I think a lot of people just try to make a name for themselves. You’ve got to say disparaging things. It’s like school. The teacher never knew the good kid’s name, she always knows the troublemakers name.
GS: How did you adjust to doing female versions of Fry and the Professor?
BW: They were really pouring it on like the sillying it up like we were girly girls. We were playing it way girlier-girl than the female characters in the show. We were overdoing it and the women were overdoing it. No one ever complained. None of the men ever complained about stubble, you know. It’s just really weird. I just get such a big kick out of it.
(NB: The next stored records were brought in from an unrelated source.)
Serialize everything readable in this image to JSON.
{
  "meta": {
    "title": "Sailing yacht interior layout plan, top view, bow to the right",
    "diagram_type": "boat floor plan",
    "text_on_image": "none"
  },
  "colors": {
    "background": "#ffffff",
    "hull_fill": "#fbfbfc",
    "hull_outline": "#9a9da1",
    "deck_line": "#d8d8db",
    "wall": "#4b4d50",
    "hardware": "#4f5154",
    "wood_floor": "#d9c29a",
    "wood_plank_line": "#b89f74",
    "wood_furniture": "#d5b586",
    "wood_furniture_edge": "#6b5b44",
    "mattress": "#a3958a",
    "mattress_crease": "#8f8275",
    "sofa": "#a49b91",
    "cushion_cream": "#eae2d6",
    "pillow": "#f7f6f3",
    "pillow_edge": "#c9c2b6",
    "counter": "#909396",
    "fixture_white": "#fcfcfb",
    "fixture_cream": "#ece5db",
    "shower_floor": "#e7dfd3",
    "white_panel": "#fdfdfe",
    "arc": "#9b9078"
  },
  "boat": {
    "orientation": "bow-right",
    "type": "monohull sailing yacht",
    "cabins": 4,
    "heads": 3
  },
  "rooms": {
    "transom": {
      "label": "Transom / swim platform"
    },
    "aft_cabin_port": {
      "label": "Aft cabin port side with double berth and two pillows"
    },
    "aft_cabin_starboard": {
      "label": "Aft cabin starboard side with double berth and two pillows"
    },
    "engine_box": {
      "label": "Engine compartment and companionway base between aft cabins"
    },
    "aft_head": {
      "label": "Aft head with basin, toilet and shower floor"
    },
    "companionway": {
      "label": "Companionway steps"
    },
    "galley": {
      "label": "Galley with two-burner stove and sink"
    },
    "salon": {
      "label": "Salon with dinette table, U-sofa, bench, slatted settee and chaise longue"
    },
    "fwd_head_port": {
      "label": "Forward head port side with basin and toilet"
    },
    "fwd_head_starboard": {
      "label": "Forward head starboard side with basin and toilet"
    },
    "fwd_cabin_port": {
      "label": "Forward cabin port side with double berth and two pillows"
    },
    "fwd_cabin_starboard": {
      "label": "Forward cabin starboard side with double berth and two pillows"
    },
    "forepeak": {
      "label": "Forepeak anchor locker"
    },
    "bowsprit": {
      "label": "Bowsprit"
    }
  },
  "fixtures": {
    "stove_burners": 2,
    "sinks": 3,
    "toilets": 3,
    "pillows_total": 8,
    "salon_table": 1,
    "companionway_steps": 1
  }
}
GS: I noticed in the episode Benderama there was a joke centered around an equation. You guys have to deal with a lot of science based humor, as an actor when you’re delivering a joke based on an equation you might not have heard of, how do you approach it.
BW: Sometimes it is self-explanatory because there is exposition around it so it gives me an idea of what that thing could be and how it’s treated by scientific people. Sometimes it works in my favor to know absolutely nothing about math. It makes Fry convincingly stupid because I am when it comes to that stuff, like science and math. It sounds too real.
GS: You play both sides of that because you’re playing the most scientifically knowledgeable character [Professor Farnsworth] and the most scientifically illiterate character [Fry] and sometimes you are voicing them both in the same conversation.
BW: Yes, that is always such a favorite thing of mine to do, to have two distinct personalities or three or four and get them in a room together when we’ve got to read right through that script, like at table readings. Once I screwed up and the wrong voice came out of me and the room just stopped dead. And I was like, “You?” It was like that day I’d lost my mind. It’s only happened once that I can think of, but the it was like the clocks on the wall stopped.